Yazarın konumu metinde açıkça ifade edilmiştir. Bu pasajı okurken, N. A. Varentsov'un kızın hareketini kınadığını tahmin etmek kolay. Kahramanın durumunu anlatan yazar, Vasily Fedotov'un çektiği acıların samimiyetine dikkat çekiyor. Metnin kahramanın ünlemiyle bitmesine şaşmamalı: "Zaten gücümün ötesindeydi!". Metinde yazarın doğrudan değerlendirici ifadelerini bulamamamıza rağmen, Nikolai Aleksandrovich'in Vasily Fedotov'a sempati duyduğunu anlıyoruz.

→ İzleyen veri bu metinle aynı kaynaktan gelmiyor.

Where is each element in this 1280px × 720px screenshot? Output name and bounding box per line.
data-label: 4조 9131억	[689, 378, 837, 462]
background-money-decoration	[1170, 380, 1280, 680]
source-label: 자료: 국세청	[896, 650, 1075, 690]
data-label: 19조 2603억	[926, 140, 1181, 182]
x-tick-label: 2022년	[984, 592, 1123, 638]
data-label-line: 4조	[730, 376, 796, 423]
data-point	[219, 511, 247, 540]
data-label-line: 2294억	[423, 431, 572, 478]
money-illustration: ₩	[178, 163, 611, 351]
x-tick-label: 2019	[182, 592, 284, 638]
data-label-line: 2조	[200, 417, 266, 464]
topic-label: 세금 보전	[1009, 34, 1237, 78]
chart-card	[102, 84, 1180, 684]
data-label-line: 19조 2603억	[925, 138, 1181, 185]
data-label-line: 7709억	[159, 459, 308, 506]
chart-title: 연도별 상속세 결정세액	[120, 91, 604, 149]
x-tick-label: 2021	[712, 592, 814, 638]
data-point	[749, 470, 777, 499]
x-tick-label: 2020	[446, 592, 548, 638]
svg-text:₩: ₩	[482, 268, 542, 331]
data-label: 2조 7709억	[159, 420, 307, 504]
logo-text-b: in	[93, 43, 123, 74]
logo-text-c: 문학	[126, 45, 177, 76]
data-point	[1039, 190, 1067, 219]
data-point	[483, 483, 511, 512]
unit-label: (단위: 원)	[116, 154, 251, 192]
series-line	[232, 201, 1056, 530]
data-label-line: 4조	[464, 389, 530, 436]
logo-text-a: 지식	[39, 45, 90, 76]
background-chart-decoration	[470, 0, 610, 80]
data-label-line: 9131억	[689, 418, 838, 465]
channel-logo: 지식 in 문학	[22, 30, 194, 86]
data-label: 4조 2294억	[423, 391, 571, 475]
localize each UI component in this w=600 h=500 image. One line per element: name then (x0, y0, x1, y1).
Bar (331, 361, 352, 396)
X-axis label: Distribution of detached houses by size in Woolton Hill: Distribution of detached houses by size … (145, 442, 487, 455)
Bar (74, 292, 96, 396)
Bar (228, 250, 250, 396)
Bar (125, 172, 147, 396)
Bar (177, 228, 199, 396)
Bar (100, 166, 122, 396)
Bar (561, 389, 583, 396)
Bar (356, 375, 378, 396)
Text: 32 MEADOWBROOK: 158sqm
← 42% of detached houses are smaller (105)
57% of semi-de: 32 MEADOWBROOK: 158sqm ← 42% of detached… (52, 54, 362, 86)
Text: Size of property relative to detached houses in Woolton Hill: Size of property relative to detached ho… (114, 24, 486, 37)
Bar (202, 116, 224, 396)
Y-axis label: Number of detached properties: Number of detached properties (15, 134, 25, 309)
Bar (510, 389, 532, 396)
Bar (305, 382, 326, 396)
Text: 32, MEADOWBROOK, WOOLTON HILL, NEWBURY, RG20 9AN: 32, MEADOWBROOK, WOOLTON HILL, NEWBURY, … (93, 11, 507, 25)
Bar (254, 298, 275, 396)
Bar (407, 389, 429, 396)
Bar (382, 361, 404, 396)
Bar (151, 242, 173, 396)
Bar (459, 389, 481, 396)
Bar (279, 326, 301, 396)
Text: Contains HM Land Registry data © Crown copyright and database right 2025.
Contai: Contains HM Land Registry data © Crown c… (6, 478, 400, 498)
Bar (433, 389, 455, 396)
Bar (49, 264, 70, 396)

Yazarın görüşüne tamamen katılıyorum. Her insanın anne ve babasına değer vermek, saygı duymak ve sevmek zorunda olduğuna inanıyorum. Vasily Fedotov kızıyla ilgilendi ve hayatının en zor anında ondan uzaklaştı. Çocukların anne babalarıyla ilişkilerinin para, refah ve başarıya dayalı olmaması gerektiğine eminim. Bu nedenle, kızın eylemi haklı gösterilemez.

Bu sorunun bir yansımasını Rus klasik edebiyatında bulacağız. A.S.'nin eserlerinin döngüsünü hatırlayalım. Puşkin "Belkin Masalı", yani "İstasyon Şefi". Yazar bu eserinde bize tek sevinci sevgili kızı olan fakir bir istasyon şefinin hikayesini anlatır. Ama kız babasını terk eder. Sırf onu görmek için bile olsa onu bulmaya çalışır ama kızının evinden kovulur. Ve ancak onun ölümünden sonra kız babasını ziyarete geldiğinde ne yaptığını anlar.